REPUBLIKA.CO.ID, JAKARTA -- Beberapa tahun yang lalu, pemerintah Amerika Serikat memutuskan untuk melarang penjualan, pembelian dan konsumsi minuman keras. Pemerintah Mesir juga melarang penjualan kokain dan menghukum mereka yang membawanya untuk mengkonsumsinya sendiri atau menjualnya kepada orang lain.
Di Mesir, obat-obatan medis tidak boleh dijual dan dipersiapkan kecuali kepada apoteker, tetapi larangan ini didasarkan pada poros sipil, dan dasarnya dalam semua kasus yang telah kami sebutkan adalah bahwa benda-benda tersebut beracun, dan tidak boleh dijual atau dijual kecuali dengan izin khusus.
Jika suatu saat terbukti bahwa kemaslahatan ini tidak bertentangan dengan konsumsi benda-benda yang diharamkan tersebut, maka larangan tersebut gugur, dan maksud dari perkataan kami adalah bahwa pemerintah-pemerintah tersebut tidak melarang konsumsi benda-benda tersebut sebagaimana agama Musyrik yang melarang orang Yahudi memakan daging babi, atau sebagaimana agama Hindu yang melarang memakan daging sapi.
Kedua larangan tersebut adalah karena adanya otoritas Ilahi yang memerintahkan dan menetapkan masalah tersebut tanpa alasan, dan orang-orang yang beriman wajib mentaatinya, sehingga jika melanggarnya, maka ia akan terjerumus ke dalam kesesatan dan heterodoksi.
Dalam kasus pertama, hukum dapat diubah atau dihapuskan karena merupakan hukum perdata yang didasarkan pada kehendak bangsa, yang lebih mirip dengan kontrak sosial tentang masalah tertentu, tetapi dalam kasus daging babi atau daging sapi, hukum tidak dapat disentuh oleh revisi atau perubahan apa pun.
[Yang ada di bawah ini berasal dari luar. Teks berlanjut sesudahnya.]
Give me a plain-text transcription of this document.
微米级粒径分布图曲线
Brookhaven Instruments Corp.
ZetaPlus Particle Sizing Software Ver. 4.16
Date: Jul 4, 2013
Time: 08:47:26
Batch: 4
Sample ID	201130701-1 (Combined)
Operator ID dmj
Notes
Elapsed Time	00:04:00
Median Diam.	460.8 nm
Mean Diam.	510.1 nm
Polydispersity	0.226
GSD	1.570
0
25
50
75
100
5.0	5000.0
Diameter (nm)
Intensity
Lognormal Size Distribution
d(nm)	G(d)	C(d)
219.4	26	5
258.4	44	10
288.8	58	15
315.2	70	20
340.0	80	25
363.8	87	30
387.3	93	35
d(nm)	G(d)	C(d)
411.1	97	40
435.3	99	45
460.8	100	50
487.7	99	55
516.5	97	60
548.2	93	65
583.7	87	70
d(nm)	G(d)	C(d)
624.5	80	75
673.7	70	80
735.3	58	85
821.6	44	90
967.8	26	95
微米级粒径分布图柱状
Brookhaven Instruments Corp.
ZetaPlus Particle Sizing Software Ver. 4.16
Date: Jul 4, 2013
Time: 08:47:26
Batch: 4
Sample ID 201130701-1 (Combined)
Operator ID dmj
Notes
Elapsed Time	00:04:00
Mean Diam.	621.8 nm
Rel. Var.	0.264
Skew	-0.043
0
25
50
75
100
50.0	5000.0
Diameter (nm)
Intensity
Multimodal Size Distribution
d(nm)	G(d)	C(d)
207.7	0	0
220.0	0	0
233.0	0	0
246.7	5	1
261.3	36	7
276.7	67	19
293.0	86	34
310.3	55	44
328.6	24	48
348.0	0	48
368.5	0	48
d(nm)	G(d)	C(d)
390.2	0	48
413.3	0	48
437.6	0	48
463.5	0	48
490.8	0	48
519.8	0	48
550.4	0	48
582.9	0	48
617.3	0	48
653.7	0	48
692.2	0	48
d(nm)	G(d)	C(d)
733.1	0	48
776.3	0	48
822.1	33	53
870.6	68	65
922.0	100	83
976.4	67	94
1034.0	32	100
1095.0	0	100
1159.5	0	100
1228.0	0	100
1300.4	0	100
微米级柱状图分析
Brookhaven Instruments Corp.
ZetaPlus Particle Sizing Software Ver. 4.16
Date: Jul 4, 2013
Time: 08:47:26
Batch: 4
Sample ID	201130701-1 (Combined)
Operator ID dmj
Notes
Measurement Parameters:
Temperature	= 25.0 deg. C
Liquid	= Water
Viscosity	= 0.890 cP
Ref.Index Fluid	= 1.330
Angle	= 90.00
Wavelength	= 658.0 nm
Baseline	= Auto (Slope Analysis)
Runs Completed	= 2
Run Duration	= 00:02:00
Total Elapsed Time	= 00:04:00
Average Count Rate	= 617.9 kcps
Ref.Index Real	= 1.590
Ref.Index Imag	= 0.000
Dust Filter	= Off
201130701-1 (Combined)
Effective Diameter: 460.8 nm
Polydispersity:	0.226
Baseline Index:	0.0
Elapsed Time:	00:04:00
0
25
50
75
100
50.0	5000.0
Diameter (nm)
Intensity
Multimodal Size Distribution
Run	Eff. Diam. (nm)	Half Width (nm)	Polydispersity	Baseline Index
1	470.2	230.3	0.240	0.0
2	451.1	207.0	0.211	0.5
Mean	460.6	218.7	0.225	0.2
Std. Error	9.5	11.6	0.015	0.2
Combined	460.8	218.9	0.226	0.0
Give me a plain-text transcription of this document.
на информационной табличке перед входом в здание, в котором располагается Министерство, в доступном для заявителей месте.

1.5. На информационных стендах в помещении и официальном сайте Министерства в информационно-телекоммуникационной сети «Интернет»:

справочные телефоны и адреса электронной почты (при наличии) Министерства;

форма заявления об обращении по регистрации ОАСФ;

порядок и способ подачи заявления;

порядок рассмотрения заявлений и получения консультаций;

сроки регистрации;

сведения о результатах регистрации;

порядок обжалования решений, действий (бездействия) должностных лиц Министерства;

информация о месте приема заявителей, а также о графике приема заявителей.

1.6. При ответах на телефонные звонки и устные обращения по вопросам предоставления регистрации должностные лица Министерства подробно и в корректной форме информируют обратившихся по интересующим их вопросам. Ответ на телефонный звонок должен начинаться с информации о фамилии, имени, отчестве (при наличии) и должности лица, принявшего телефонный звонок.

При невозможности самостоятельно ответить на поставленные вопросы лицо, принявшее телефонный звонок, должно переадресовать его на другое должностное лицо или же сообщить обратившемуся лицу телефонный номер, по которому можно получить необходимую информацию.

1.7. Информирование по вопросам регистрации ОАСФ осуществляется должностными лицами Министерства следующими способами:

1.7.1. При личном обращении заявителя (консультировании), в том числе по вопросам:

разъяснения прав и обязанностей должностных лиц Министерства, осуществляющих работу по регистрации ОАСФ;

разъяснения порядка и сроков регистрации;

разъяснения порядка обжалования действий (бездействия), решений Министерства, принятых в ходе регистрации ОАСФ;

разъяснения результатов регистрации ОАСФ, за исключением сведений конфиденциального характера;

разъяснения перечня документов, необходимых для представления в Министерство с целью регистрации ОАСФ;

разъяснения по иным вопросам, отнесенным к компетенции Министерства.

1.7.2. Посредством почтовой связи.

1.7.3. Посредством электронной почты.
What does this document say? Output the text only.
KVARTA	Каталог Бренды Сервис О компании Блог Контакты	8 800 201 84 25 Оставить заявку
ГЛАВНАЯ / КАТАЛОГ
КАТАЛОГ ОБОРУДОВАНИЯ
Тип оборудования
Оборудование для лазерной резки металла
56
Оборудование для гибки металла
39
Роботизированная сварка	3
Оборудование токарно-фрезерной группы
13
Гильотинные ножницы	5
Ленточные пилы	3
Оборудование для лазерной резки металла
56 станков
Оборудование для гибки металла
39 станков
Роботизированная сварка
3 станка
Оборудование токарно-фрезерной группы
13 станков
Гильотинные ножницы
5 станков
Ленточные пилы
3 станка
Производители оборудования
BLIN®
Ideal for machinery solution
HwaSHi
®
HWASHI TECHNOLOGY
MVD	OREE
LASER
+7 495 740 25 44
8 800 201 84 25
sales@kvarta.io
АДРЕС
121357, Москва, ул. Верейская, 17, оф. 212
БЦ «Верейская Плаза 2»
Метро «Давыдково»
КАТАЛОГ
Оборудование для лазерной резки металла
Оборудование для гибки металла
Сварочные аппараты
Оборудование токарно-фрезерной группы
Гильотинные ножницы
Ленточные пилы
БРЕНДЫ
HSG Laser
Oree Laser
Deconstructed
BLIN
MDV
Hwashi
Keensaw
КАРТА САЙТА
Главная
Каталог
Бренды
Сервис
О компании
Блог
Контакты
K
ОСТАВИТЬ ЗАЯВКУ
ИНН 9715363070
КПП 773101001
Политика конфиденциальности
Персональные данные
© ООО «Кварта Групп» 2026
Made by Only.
Salamah Musa, dalam Hurriyat al-Fikri wa Abthaluha fi at-Tarikh, menjelaskan sejarah Islam pernah menyaksikan upaya-upaya ulama untuk mengharamkan kopi di Makkah, Madinah, dan Kairo menggunakan dalil-dalil agama, setingkat dengan keharaman babi. Fakta ini sebagaimana dinukilkan Muhammad al-Anshari, tokoh abad ke-10 Hijriyah.
Dia menjelaskan kopi adalah minuman yang terbuat dari kulit biji kopi atau biji kopi yang disangrai, yakni digoreng, maka mereka yang membolehkannya menganggapnya sebagai minuman yang suci dan diberkahi bagi yang meminumnya, dapat membangkitkan semangat, membantu kaum sufi untuk dzikir kepada Allah SWT, membantu dalam beribadah, dan mereka yang mengharamkannya berlebihan dalam mencela dan mencaci maki para peminumnya.
Orang-orang yang menyatakan haramnya telah melampaui batas dengan mengatakan bahwa ia seperti khamr, menyamakannya dengan khamr dan menyamakannya dengan khamr, dan sebagian dari mereka mengaitkannya dengan bahaya bagi akal dan badan, serta klaim-klaim dan fanatisme lainnya yang menyebabkan pertengkaran dan pertikaian, dan terjadinya perselisihan dan fitnah di Makkah dan Kairo, larangan menjualnya, dan merusak peralatan yang disucikan.
Pelarangan menjualnya, memecahkan peralatannya yang suci, bahkan menghukum para penjualnya dengan pukulan dan lainnya tanpa dalil yang jelas, dan mendisiplinkan mereka dengan cara menghilangkan harta mereka, membakar cangkang-cangkang yang dibuat darinya secara bergilir, dan mencelanya dengan cara melebih-lebihkan bahwa orang yang meminumnya akan didatangkan di hari kiamat dengan wajahnya yang hitam dari dasar bejana, dan banyak terjadi perselisihan dan persengketaan di antara kedua kelompok dan fitnah terhadap para pengidapnya.
Mengenai permulaannya, Syekh Syihabuddin bin Abdul Ghaffar menjelaskan, di Mesir pada awal abad ini, abad kesepuluh Hijriyah, sebuah berita tentang minuman yang disebut kopi, kemunculan dan penyebarannya di Yaman berada di tangan Abu Abdullah yang dikenal dengan sebutan al-Dhubhani, seorang Mufti di Aden.